Favilla (Les Echos)
En politique, a dit Tocqueville, c'est la communauté des haines qui fait le fond des amitiés. Si c'est le cas aussi en politique internationale, le cercle vient de s'élargir. Dans une déclaration trop peu relevée, le président du Venezuela, Hugo Chavez, vient d'adhérer bruyamment à celui de l'antisémitisme. Selon lui, « il se trouve qu'une minorité, les descendants de ceux qui ont crucifié le Christ, s'est emparée des richesses du monde ». Sans revenir sur la théologie, l'affirmation économique est inexacte. Les richesses pétrolières du monde sont pour l'essentiel aux mains d'ennemis des juifs (dont maintenant le Venezuela). Bien que, de cette rente octroyée par la providence, tous ces pays n'aient pas tiré grand-chose pour leurs peuples. En revanche, Israël a su construire, sur une terre exiguë et ingrate, une économie et une démocratie de dimensions respectables. Si une richesse peut leur être reprochée, c'est celle de leur valeur ajoutée. La précision prend plus de sens encore à la veille de la visite à Caracas de cet autre imprécateur et pétrolier Ahmadinejad - de dimensions plus considérables à ces deux titres -, qui parle de « rayer Israël de la carte » et assure que la Shoah est un mythe fabriqué. Ainsi se précisent les critères d'adhésion au club élargi : en premier lieu, naturellement, haïr les juifs ; détester et combattre, fondamentalement, les Américains ; posséder des richesses pétrolières et, subséquemment, ne pas savoir en faire un bon usage ; exciter la haine des pauvres de leurs pays contre un ennemi extérieur, même lointain et mal défini, pour leur faire oublier qu'ils les maintiennent dans leur pauvreté.
A y regarder de près, ce front « pétrole contre valeur ajoutée » a quelques raisons de se métastaser jusqu'à l'Amérique latine. Longtemps opprimés, des Amérindiens prennent ici et là le pouvoir et règlent leur compte avec les Yankees, en réutilisant la confusion avec les juifs avides si employée naguère par les nazis (dont beaucoup se réfugièrent chez eux).
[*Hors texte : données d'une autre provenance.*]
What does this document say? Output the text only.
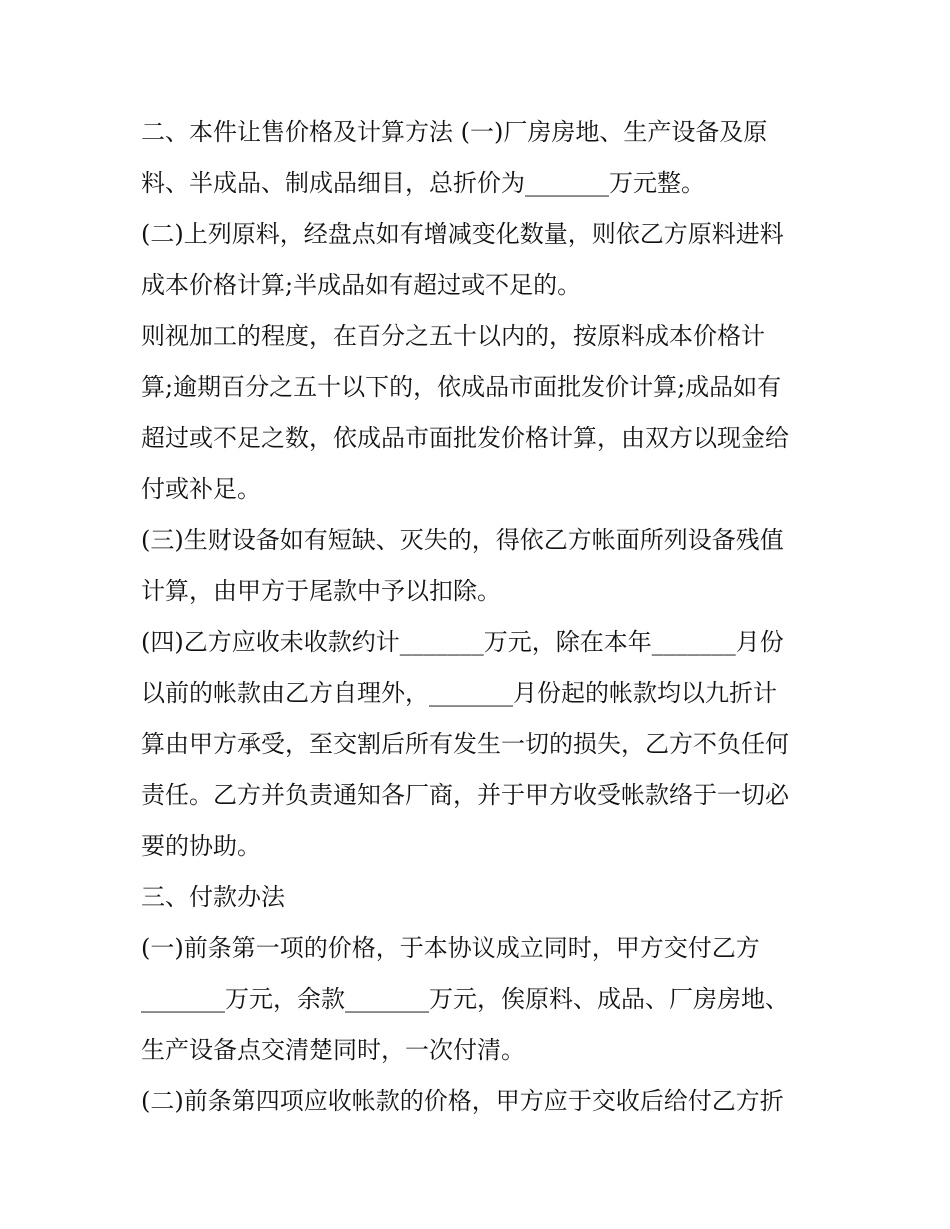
二、本件让售价格及计算方法 (一)厂房房地、生产设备及原
料、半成品、制成品细目，总折价为_______万元整。
(二)上列原料，经盘点如有增减变化数量，则依乙方原料进料
成本价格计算;半成品如有超过或不足的。
则视加工的程度，在百分之五十以内的，按原料成本价格计
算;逾期百分之五十以下的，依成品市面批发价计算;成品如有
超过或不足之数，依成品市面批发价格计算，由双方以现金给
付或补足。
(三)生财设备如有短缺、灭失的，得依乙方帐面所列设备残值
计算，由甲方于尾款中予以扣除。
(四)乙方应收未收款约计_______万元，除在本年_______月份
以前的帐款由乙方自理外，_______月份起的帐款均以九折计
算由甲方承受，至交割后所有发生一切的损失，乙方不负任何
责任。乙方并负责通知各厂商，并于甲方收受帐款络于一切必
要的协助。
三、付款办法
(一)前条第一项的价格，于本协议成立同时，甲方交付乙方
_______万元，余款_______万元，俟原料、成品、厂房房地、
生产设备点交清楚同时，一次付清。
(二)前条第四项应收帐款的价格，甲方应于交收后给付乙方折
La gestion d'effectifs importants de va-nu-pieds (comme en Iran) appelle des messages simples, dont le racisme et la superstition sont les plus commodes [pour avoir voyagé en Iran, je peux vous dire que toutes les catastrophes y sont dues aux juifs, même le mauvais temps et les tremblements de terre.]. On ne peut pas exclure non plus que la disparition de l'Union soviétique ait laissé les leaders antiaméricains orphelins d'une idéologie de substitution - voir Castro... Il reste stupéfiant et, pour tout dire, glaçant, que même dans ce continent éloigné de nos turpitudes euro-moyen-orientales, on ne trouve à nouveau qu'un antisémitisme recuit pour suppléer à l'insuffisance de la pensée [l'anti-américanisme est le socialisme des imbéciles, et l'antisémistisme ?]. Cela vient de loin. Telle prisonnière d'un camp de travail en Pologne ne disait-elle pas avoir dissimulé ses lunettes pour qu'on ne la soupçonne pas d'être juive ? Et tel humoriste juif, que les autres croyants du Livre ne leur pardonnaient pas de leur avoir pris leur religion ? Ainsi s'entretient la communauté des haines.